One final term: if the container is an alternative file system layer that you can access and run from your computer, the container image is like a template for that container. The container image has all the needed information to start up a running copy of the container. A running container tends to be transient and can be started and shut down. The image is more long-lived, as a source file for the container. You could think of the container image like a cookie cutter – it can be used to create multiple copies of the same shape (or container) and is relatively unchanging, where cookies come and go. If you want a different type of container (cookie) you need a different image (cookie cutter).

Putting the Pieces Together

Think back to some of the challenges we described at the beginning. The many layers of scientific software installations make it hard to install and re-install scientific software – which ultimately, hinders reliability and reproducibility.

But now, think about what a container is - a self-contained, complete, separate computer file system. What if you put your scientific software tools into a container?

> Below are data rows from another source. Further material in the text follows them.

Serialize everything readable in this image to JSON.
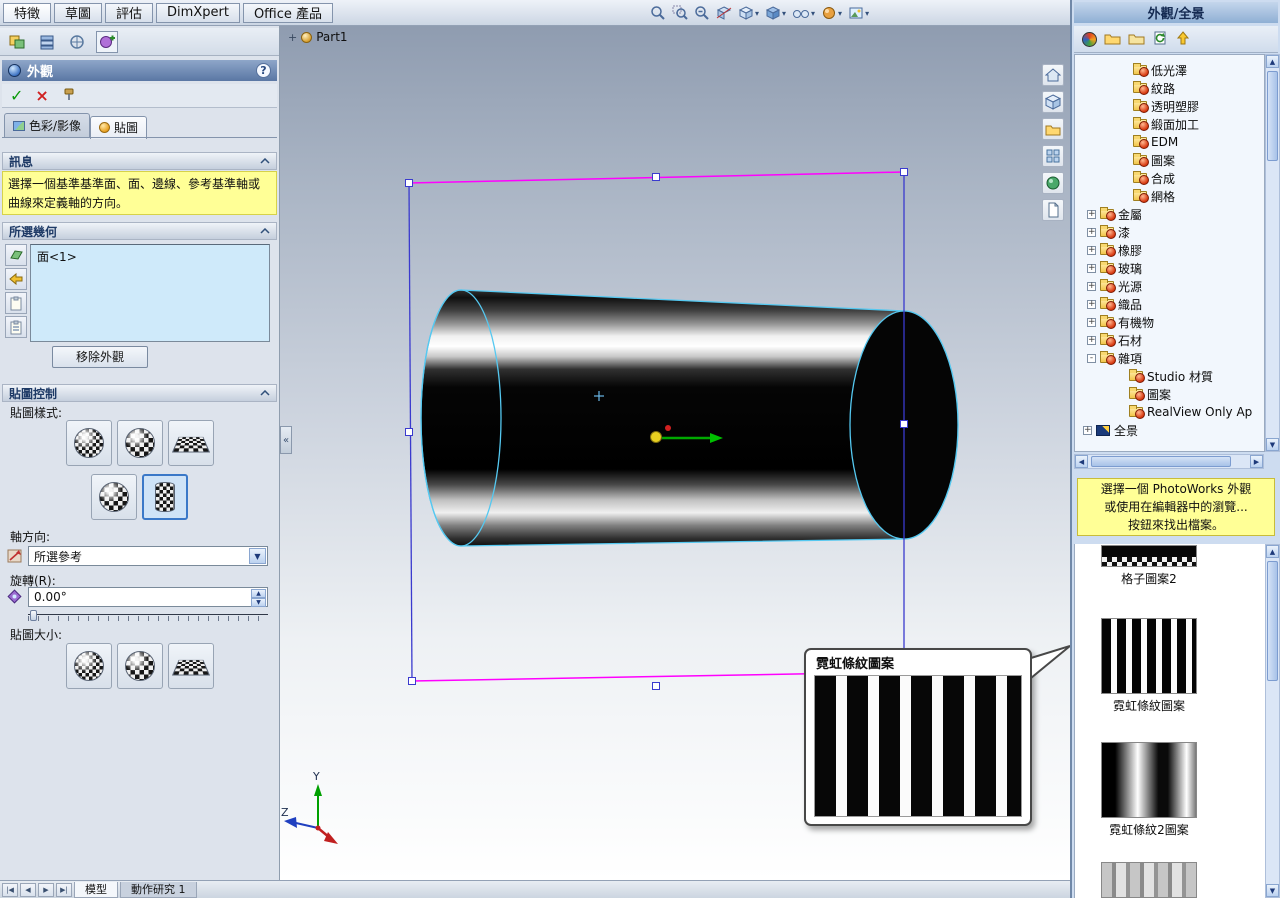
{
  "colors": {
    "selection_magenta": "#ff00ff",
    "selection_blue": "#3a3ace",
    "highlight_blue": "#55c8f0",
    "message_yellow": "#ffff96"
  },
  "icons": {
    "caret": "▾",
    "dropdown": "▼",
    "spin_up": "▲",
    "spin_down": "▼",
    "up": "▲",
    "down": "▼",
    "left": "◀",
    "right": "▶",
    "check": "✓",
    "cancel": "×",
    "help": "?",
    "plus": "+",
    "collapse": "«"
  },
  "menubar": {
    "tabs": [
      {
        "label": "特徵"
      },
      {
        "label": "草圖"
      },
      {
        "label": "評估"
      },
      {
        "label": "DimXpert"
      },
      {
        "label": "Office 產品"
      }
    ]
  },
  "property_panel": {
    "title": "外觀",
    "tabs": [
      {
        "label": "色彩/影像"
      },
      {
        "label": "貼圖"
      }
    ],
    "message_header": "訊息",
    "message_line1": "選擇一個基準基準面、面、邊線、參考基準軸或",
    "message_line2": "曲線來定義軸的方向。",
    "geometry_header": "所選幾何",
    "geometry_item": "面<1>",
    "remove_button": "移除外觀",
    "decal_header": "貼圖控制",
    "style_label": "貼圖樣式:",
    "axis_label": "軸方向:",
    "axis_value": "所選參考",
    "rotate_label": "旋轉(R):",
    "rotate_value": "0.00°",
    "size_label": "貼圖大小:"
  },
  "viewport": {
    "part_label": "Part1",
    "triad_y": "Y",
    "triad_z": "Z",
    "callout_title": "霓虹條紋圖案"
  },
  "task_pane": {
    "title": "外觀/全景",
    "tree": [
      {
        "label": "低光澤"
      },
      {
        "label": "紋路"
      },
      {
        "label": "透明塑膠"
      },
      {
        "label": "緞面加工"
      },
      {
        "label": "EDM"
      },
      {
        "label": "圖案"
      },
      {
        "label": "合成"
      },
      {
        "label": "網格"
      },
      {
        "label": "金屬",
        "expand": "+"
      },
      {
        "label": "漆",
        "expand": "+"
      },
      {
        "label": "橡膠",
        "expand": "+"
      },
      {
        "label": "玻璃",
        "expand": "+"
      },
      {
        "label": "光源",
        "expand": "+"
      },
      {
        "label": "織品",
        "expand": "+"
      },
      {
        "label": "有機物",
        "expand": "+"
      },
      {
        "label": "石材",
        "expand": "+"
      },
      {
        "label": "雜項",
        "expand": "-"
      },
      {
        "label": "Studio 材質"
      },
      {
        "label": "圖案"
      },
      {
        "label": "RealView Only Ap"
      },
      {
        "label": "全景",
        "expand": "+"
      }
    ],
    "message_line1": "選擇一個 PhotoWorks 外觀",
    "message_line2": "或使用在編輯器中的瀏覽...",
    "message_line3": "按鈕來找出檔案。",
    "previews": [
      {
        "label": "格子圖案2"
      },
      {
        "label": "霓虹條紋圖案"
      },
      {
        "label": "霓虹條紋2圖案"
      }
    ]
  },
  "statusbar": {
    "nav": [
      "|◀",
      "◀",
      "▶",
      "▶|"
    ],
    "tabs": [
      {
        "label": "模型"
      },
      {
        "label": "動作研究 1"
      }
    ]
  }
}
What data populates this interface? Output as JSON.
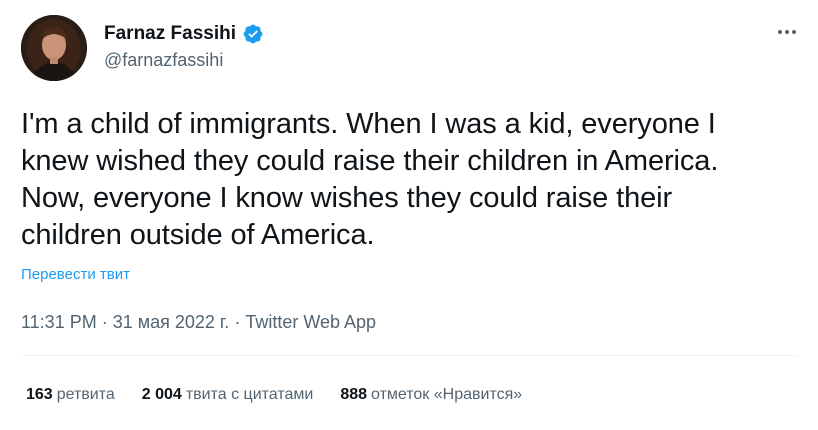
{
  "author": {
    "name": "Farnaz Fassihi",
    "handle": "@farnazfassihi",
    "verified": true
  },
  "icons": {
    "avatar": "profile-photo",
    "verified": "verified-badge-icon",
    "more": "more-options-icon"
  },
  "tweet": {
    "text_lines": [
      "I'm a child of immigrants. When I was a kid, everyone I",
      "knew wished they could raise their children in America.",
      "Now, everyone I know wishes they could raise their",
      "children outside of America."
    ],
    "translate_label": "Перевести твит"
  },
  "meta": {
    "time": "11:31 PM",
    "date": "31 мая 2022 г.",
    "source": "Twitter Web App",
    "separator": "·"
  },
  "stats": {
    "retweets": {
      "count": "163",
      "label": "ретвита"
    },
    "quotes": {
      "count": "2 004",
      "label": "твита с цитатами"
    },
    "likes": {
      "count": "888",
      "label": "отметок «Нравится»"
    }
  },
  "colors": {
    "accent": "#1d9bf0",
    "text": "#0f1419",
    "secondary": "#536471",
    "divider": "#eff3f4"
  }
}
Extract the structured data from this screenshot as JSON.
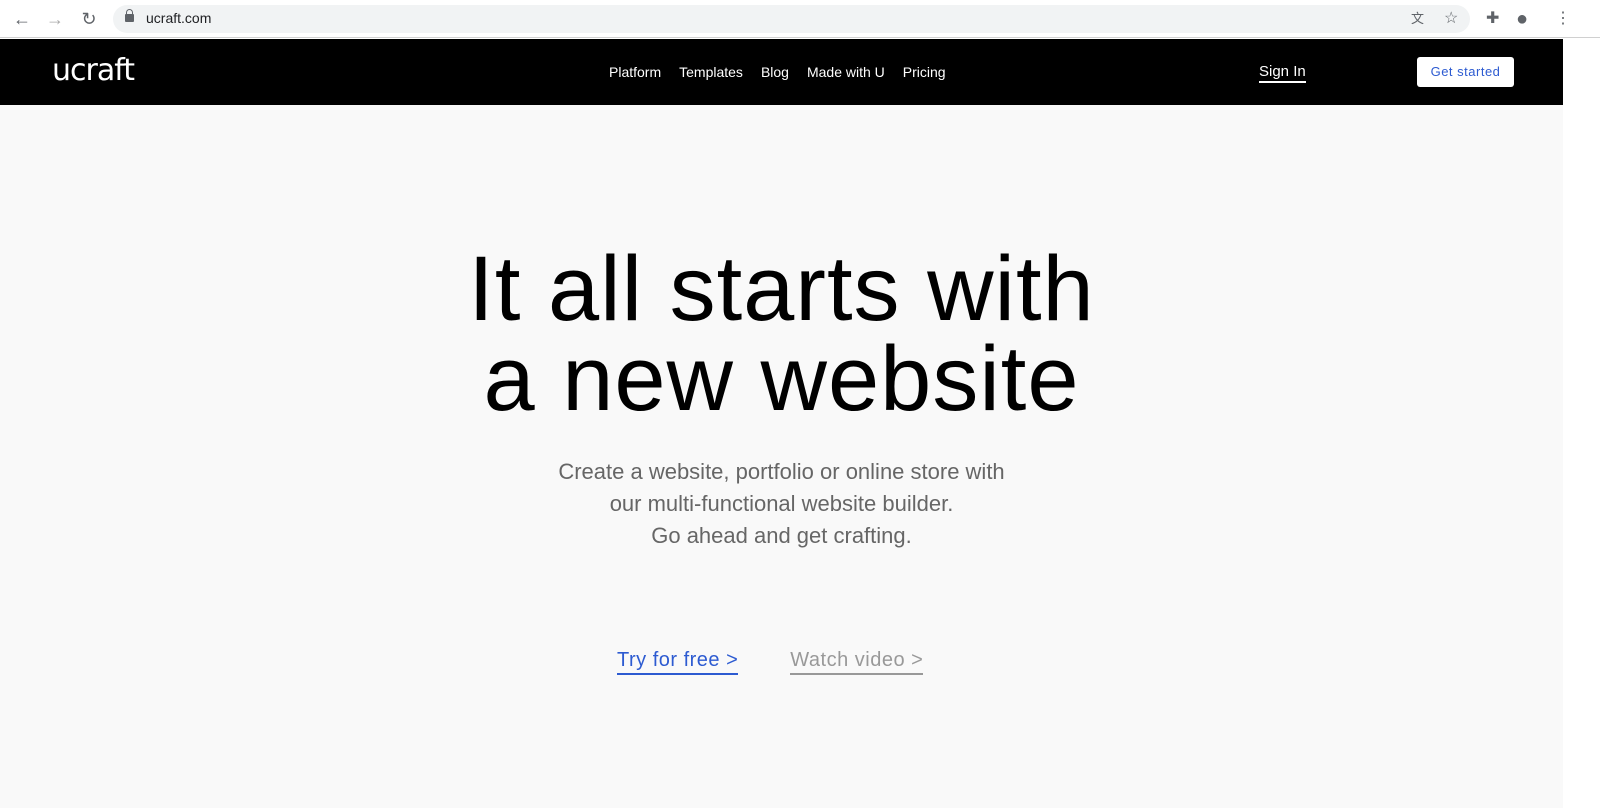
{
  "browser": {
    "url": "ucraft.com",
    "icons": [
      "back-icon",
      "forward-icon",
      "reload-icon",
      "lock-icon",
      "translate-icon",
      "star-icon",
      "extensions-icon",
      "profile-icon",
      "menu-icon"
    ]
  },
  "nav": {
    "logo": "ucraft",
    "items": [
      "Platform",
      "Templates",
      "Blog",
      "Made with U",
      "Pricing"
    ],
    "sign_in": "Sign In",
    "get_started": "Get started"
  },
  "hero": {
    "title_line1": "It all starts with",
    "title_line2": "a new website",
    "sub_line1": "Create a website, portfolio or online store with",
    "sub_line2": "our multi-functional website builder.",
    "sub_line3": "Go ahead and get crafting.",
    "try": "Try for free >",
    "watch": "Watch video >"
  },
  "colors": {
    "accent": "#2d5bd1",
    "nav_bg": "#000000",
    "page_bg": "#f9f9f9"
  }
}
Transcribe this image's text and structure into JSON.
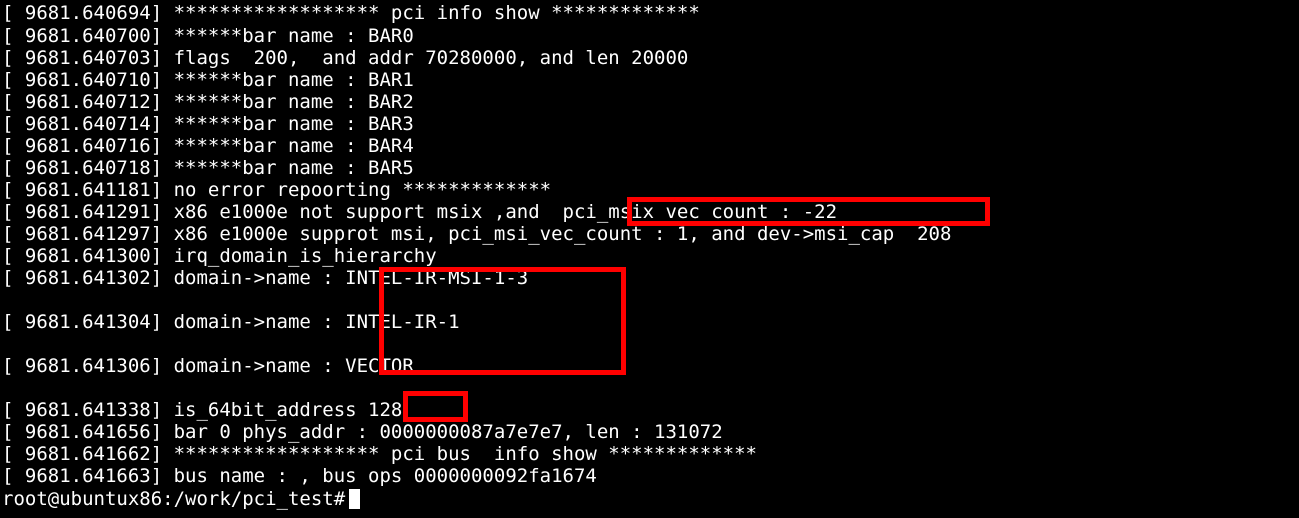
{
  "terminal": {
    "lines": [
      "[ 9681.640694] ****************** pci info show *************",
      "[ 9681.640700] ******bar name : BAR0",
      "[ 9681.640703] flags  200,  and addr 70280000, and len 20000",
      "[ 9681.640710] ******bar name : BAR1",
      "[ 9681.640712] ******bar name : BAR2",
      "[ 9681.640714] ******bar name : BAR3",
      "[ 9681.640716] ******bar name : BAR4",
      "[ 9681.640718] ******bar name : BAR5",
      "[ 9681.641181] no error repoorting *************",
      "[ 9681.641291] x86 e1000e not support msix ,and  pci_msix_vec_count : -22",
      "[ 9681.641297] x86 e1000e supprot msi, pci_msi_vec_count : 1, and dev->msi_cap  208",
      "[ 9681.641300] irq_domain_is_hierarchy",
      "[ 9681.641302] domain->name : INTEL-IR-MSI-1-3",
      "[ 9681.641304] domain->name : INTEL-IR-1",
      "[ 9681.641306] domain->name : VECTOR",
      "[ 9681.641338] is_64bit_address 128",
      "[ 9681.641656] bar 0 phys_addr : 0000000087a7e7e7, len : 131072",
      "[ 9681.641662] ****************** pci bus  info show *************",
      "[ 9681.641663] bus name : , bus ops 0000000092fa1674"
    ],
    "prompt": "root@ubuntux86:/work/pci_test#",
    "colors": {
      "background": "#000000",
      "text": "#ffffff",
      "highlight": "#ff0000"
    }
  }
}
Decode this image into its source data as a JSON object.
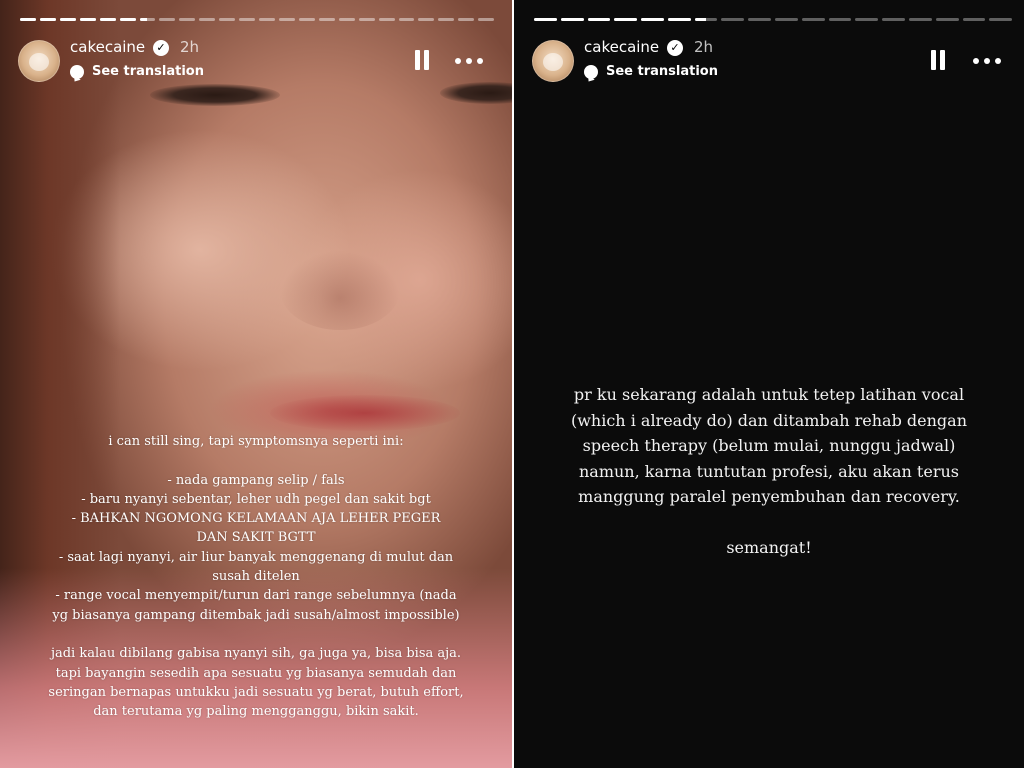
{
  "stories": [
    {
      "username": "cakecaine",
      "time_ago": "2h",
      "see_translation": "See translation",
      "progress_segments": 24,
      "progress_filled": 6.5,
      "text": "i can still sing, tapi symptomsnya seperti ini:\n\n- nada gampang selip / fals\n- baru nyanyi sebentar, leher udh pegel dan sakit bgt\n- BAHKAN NGOMONG KELAMAAN AJA LEHER PEGER\nDAN SAKIT BGTT\n- saat lagi nyanyi, air liur banyak menggenang di mulut dan\nsusah ditelen\n- range vocal menyempit/turun dari range sebelumnya (nada\nyg biasanya gampang ditembak jadi susah/almost impossible)\n\njadi kalau dibilang gabisa nyanyi sih, ga juga ya, bisa bisa aja.\ntapi bayangin sesedih apa sesuatu yg biasanya semudah dan\nseringan bernapas untukku jadi sesuatu yg berat, butuh effort,\ndan terutama yg paling mengganggu, bikin sakit."
    },
    {
      "username": "cakecaine",
      "time_ago": "2h",
      "see_translation": "See translation",
      "progress_segments": 18,
      "progress_filled": 6.5,
      "text": "pr ku sekarang adalah untuk tetep latihan vocal\n(which i already do) dan ditambah rehab dengan\nspeech therapy (belum mulai, nunggu jadwal)\nnamun, karna tuntutan profesi, aku akan terus\nmanggung paralel penyembuhan dan recovery.\n\nsemangat!"
    }
  ],
  "icons": {
    "verified": "verified-badge-icon",
    "translation": "translate-bubble-icon",
    "pause": "pause-icon",
    "more": "more-options-icon"
  }
}
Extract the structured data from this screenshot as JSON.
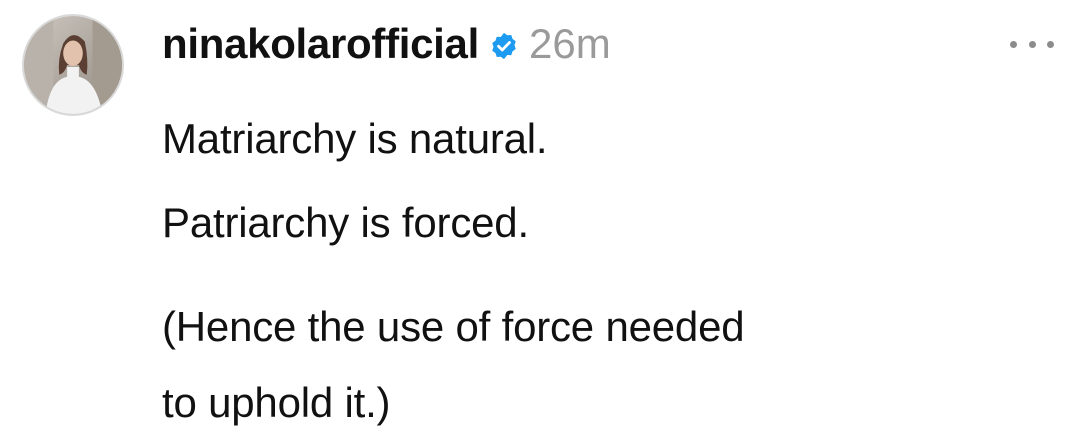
{
  "post": {
    "username": "ninakolarofficial",
    "verified": true,
    "timestamp": "26m",
    "more_icon": "ellipsis-icon",
    "lines": [
      "Matriarchy is natural.",
      "Patriarchy is forced.",
      "(Hence the use of force needed",
      "to uphold it.)"
    ]
  },
  "colors": {
    "verified_badge": "#1d9bf0",
    "timestamp": "#9a9a9a",
    "text": "#111111"
  }
}
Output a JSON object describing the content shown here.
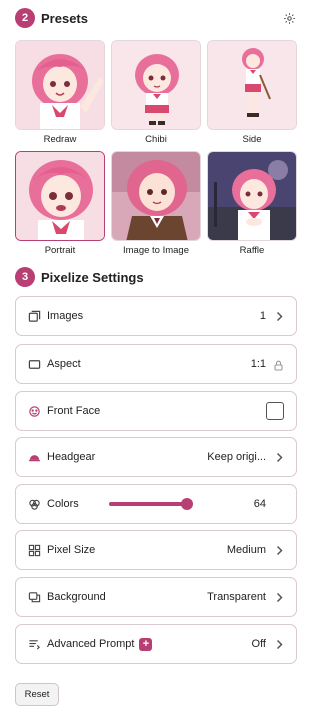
{
  "presets": {
    "step": "2",
    "title": "Presets",
    "items": [
      {
        "label": "Redraw"
      },
      {
        "label": "Chibi"
      },
      {
        "label": "Side"
      },
      {
        "label": "Portrait",
        "selected": true
      },
      {
        "label": "Image to Image"
      },
      {
        "label": "Raffle"
      }
    ]
  },
  "settings": {
    "step": "3",
    "title": "Pixelize Settings",
    "rows": {
      "images": {
        "label": "Images",
        "value": "1"
      },
      "aspect": {
        "label": "Aspect",
        "value": "1:1"
      },
      "front_face": {
        "label": "Front Face",
        "checked": false
      },
      "headgear": {
        "label": "Headgear",
        "value": "Keep origi..."
      },
      "colors": {
        "label": "Colors",
        "value": "64",
        "slider_fraction": 1.0
      },
      "pixel_size": {
        "label": "Pixel Size",
        "value": "Medium"
      },
      "background": {
        "label": "Background",
        "value": "Transparent"
      },
      "advanced_prompt": {
        "label": "Advanced Prompt",
        "badge": "+",
        "value": "Off"
      }
    }
  },
  "reset_label": "Reset",
  "colors": {
    "accent": "#b83f74",
    "border": "#d9c9d0"
  },
  "icons": [
    "gear-icon",
    "images-icon",
    "aspect-icon",
    "face-icon",
    "headgear-icon",
    "palette-icon",
    "grid-icon",
    "background-icon",
    "prompt-icon",
    "lock-icon",
    "chevron-right-icon"
  ]
}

This solves several of our problems:

The rest of this workshop will show you how to download and run pre-existing containers on your own computer, and how to create and share your own containers.

Key Points

  • Almost all software depends on other software components to function, but these components have independent evolutionary paths.

  • Projects involving many software components can rapidly run into a combinatoric explosion in the number of software version configurations available, yet only a subset of possible configurations actually works as desired.

  • Containers collect software components together and can help avoid software dependency problems.

  • Virtualisation is an old technology that container technology makes more practical.

  • Docker is just one software platform that can create containers and the resources they use.